New Jersey could follow suit. Earlier in the year, Governor Chris Christie ordered a report studying the costs and benefits of New Jersey’s Urban Enterprise Zone Program. The Urban Enterprise Zone Program is an incentive program given for conducting business in certain New Jersey commercial areas. The report, written by an independent consultant, finds New Jersey can save $100 million a year by scuttling the program that “delivered a limited economic impact… [and] produced a negative return on State investment.”

Though legislators have yet to decide whether or not to cancel the program, the report’s conclusions have the support of Lori Grifa, the Commissioner of New Jersey Department of Community Affairs, and Caren Franzini, CEO of New Jersey Economic Development Authority. Both are ranking members of the New Jersey Urban Enterprise Zone Authority.

Furthermore, some businesses which claimed these tax breaks have failed to deliver. In Massachusetts, New Mexico, and Ohio officials are working to reclaim taxes waived under these incentive programs through “claw-back” provisions which allow the state to demand repayment when businesses fail to meet the requirements.

Mark Montigny (D) of the Massachusetts Senate is specifically going after Fidelity Investments and Evergreen Solar, two businesses operating in Massachusetts which took advantage of the tax incentives but are now cutting jobs. Currently, Fidelity Investments is moving over 1,000 employees out of Massachusetts and primarily into Rhode Island and New Jersey. Similarly, Evergreen Solar is closing down its Massachusetts operation and laying off over 800 employees.
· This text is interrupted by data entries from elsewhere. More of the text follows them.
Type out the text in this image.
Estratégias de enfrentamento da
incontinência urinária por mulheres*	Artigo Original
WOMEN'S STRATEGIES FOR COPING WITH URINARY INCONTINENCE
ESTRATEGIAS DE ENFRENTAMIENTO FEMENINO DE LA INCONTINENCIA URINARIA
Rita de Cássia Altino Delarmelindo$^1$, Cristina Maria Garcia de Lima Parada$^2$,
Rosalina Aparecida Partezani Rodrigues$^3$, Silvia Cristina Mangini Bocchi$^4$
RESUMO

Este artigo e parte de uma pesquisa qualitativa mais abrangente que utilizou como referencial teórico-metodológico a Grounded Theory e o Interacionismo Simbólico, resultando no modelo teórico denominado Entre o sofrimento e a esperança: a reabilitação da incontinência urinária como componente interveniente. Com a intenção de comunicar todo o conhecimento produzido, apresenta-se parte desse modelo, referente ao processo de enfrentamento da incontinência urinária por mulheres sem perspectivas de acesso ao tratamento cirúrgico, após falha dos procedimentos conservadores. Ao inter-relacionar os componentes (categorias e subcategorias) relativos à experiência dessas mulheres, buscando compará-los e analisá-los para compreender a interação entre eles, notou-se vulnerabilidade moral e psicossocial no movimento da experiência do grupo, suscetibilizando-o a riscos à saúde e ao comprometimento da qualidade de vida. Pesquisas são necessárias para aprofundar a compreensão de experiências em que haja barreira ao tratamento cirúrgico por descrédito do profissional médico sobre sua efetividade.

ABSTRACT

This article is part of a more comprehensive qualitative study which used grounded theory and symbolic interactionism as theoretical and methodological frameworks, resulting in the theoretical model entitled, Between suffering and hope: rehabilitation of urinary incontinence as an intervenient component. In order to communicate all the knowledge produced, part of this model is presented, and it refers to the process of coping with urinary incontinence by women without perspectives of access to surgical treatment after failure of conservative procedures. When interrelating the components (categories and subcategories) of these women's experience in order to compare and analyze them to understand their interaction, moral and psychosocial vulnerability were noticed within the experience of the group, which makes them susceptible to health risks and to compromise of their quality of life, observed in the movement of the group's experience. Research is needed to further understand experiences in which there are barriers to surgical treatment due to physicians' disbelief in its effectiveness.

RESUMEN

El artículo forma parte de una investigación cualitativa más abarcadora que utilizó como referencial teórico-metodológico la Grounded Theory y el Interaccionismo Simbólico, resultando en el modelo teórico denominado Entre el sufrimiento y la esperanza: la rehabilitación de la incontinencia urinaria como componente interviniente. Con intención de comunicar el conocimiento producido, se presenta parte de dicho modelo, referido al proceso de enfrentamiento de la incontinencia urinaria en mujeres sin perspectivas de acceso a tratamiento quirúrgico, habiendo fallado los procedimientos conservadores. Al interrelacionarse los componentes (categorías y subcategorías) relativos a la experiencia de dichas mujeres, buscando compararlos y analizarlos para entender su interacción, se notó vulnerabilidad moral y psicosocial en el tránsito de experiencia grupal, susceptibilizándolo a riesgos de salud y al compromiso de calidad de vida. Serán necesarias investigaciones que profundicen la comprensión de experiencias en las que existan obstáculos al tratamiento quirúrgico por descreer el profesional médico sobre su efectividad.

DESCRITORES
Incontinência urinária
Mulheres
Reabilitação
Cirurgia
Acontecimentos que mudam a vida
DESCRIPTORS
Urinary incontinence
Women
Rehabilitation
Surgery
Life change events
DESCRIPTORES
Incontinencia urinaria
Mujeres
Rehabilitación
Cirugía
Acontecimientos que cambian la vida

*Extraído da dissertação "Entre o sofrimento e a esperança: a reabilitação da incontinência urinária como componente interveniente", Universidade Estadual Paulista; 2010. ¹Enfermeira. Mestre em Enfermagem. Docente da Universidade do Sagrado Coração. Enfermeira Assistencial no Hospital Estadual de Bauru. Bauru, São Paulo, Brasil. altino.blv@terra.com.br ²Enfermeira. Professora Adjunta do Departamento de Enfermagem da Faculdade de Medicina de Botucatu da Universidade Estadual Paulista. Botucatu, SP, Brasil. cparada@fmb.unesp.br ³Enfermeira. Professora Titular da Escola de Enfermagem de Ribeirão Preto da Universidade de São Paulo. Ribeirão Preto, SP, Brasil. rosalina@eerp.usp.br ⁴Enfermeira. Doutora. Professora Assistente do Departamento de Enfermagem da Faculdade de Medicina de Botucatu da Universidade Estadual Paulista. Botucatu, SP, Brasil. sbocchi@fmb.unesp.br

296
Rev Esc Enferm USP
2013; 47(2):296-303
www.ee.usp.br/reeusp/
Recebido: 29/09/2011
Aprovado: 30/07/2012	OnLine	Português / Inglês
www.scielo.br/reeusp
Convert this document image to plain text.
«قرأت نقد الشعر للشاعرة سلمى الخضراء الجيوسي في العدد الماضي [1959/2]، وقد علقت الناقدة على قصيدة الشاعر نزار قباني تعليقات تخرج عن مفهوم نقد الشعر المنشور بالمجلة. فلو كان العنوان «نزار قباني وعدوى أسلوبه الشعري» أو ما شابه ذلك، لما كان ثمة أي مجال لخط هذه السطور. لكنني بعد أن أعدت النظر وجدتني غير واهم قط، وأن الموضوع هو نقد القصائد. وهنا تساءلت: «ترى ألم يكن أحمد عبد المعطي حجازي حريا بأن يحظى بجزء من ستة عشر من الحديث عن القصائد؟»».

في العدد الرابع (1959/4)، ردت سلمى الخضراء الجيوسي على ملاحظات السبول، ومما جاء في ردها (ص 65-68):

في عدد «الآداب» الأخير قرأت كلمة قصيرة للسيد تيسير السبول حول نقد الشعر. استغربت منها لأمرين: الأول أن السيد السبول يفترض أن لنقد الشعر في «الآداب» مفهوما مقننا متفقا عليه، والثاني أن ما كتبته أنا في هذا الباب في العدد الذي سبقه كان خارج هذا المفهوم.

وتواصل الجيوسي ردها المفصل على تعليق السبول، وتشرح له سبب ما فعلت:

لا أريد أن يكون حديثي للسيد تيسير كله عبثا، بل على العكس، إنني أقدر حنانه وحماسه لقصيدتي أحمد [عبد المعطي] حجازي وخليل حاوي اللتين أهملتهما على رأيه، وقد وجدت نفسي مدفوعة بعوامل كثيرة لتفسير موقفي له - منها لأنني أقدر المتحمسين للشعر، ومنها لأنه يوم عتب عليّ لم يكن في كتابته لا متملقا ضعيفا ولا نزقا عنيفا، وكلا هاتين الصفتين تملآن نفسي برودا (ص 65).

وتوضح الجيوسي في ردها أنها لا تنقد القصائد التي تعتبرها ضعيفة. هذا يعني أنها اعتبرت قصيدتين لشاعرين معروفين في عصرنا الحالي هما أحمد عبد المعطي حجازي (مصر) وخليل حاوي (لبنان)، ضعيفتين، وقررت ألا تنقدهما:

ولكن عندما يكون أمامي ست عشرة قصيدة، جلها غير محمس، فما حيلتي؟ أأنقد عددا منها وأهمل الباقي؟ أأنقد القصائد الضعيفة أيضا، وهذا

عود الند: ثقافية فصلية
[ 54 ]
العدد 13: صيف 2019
According to Montigny “[This is] just another example of a private company fleecing the Commonwealth at the taxpayer’s expense.” Montigny hopes to reclaim more than $21 million (subscription required) from Evergreen Solar alone, but the company claims it fulfilled its obligations.

While the use of tax incentives is not over, as states look for new ways to meet budgetary requirements, businesses may find far fewer of these carrots in the future.